Ethiopia confirms rapes ‘without a doubt’ in Tigray conflict
NAIROBI–— Rape has occurred “conclusively and without a doubt” in Ethiopia’s embattled Tigray region, the country’s minister for women said in a rare government acknowledgement of the toll on civilians during 100 day of fighting.
The minister, Filsan Abdullahi Ahmed, issued the statement late Thursday after a task force visited Tigray to investigate accounts of sexual assault in a region of some 6 million people that remains largely cut off from the world.
“We await the investigation of these horrible crimes,” the minister said, adding that a team from the attorney general’s office is processing the information. She did not say how many rape accounts the task force members collected or what parts of the Tigray region they visited.
A spokesman for the attorney general’s office did not immediately respond to questions.
The minister’s statement came hours after the Ethiopian Human Rights Commission in a new report said 108 rapes had been reported to health facilities in the past two months in the Tigray capital, Mekele, and the communities of Adigrat, Wukro and Ayder.
“Local structures such as police and health facilities where victims of sexual violence would normally turn to report such crimes are no longer in place,” the report said. “Hence, there is a possibility that the actual number of cases might be higher and more widespread than the reported cases.”
Several witnesses have told The Associated Press about alleged rapes by Ethiopian soldiers or those from neighboring Eritrea, an enemy of the fugitive Tigray leaders and whose presence Ethiopia’s government denies.
Last month the United Nations special representative on sexual violence in conflict said “serious allegations of sexual violence” had emerged in Tigray, while women and girls face shortages of rape kits and HIV drugs amid restrictions on humanitarian access.
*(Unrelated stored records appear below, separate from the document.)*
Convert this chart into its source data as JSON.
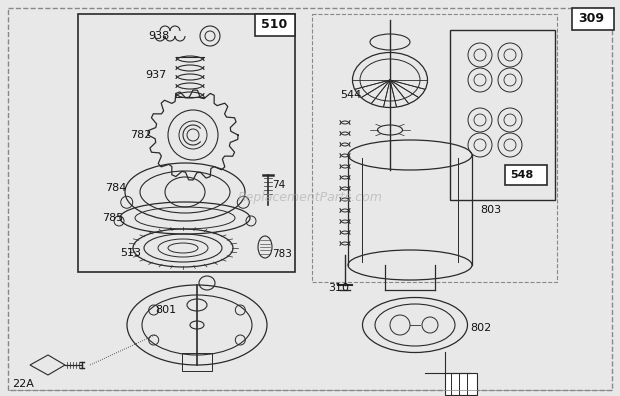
{
  "bg_color": "#e8e8e8",
  "lc": "#2a2a2a",
  "watermark": "ReplacementParts.com",
  "fig_w": 6.2,
  "fig_h": 3.96,
  "dpi": 100
}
“There are also disturbing reports of individuals allegedly forced to rape members of their own family, under threats of imminent violence,” Pramila Patten said in the U.N. statement. “Some women have also reportedly been forced by military elements to have sex in exchange for basic commodities, while medical centers have indicated an increase in the demand for emergency contraception and testing for sexually transmitted infections.”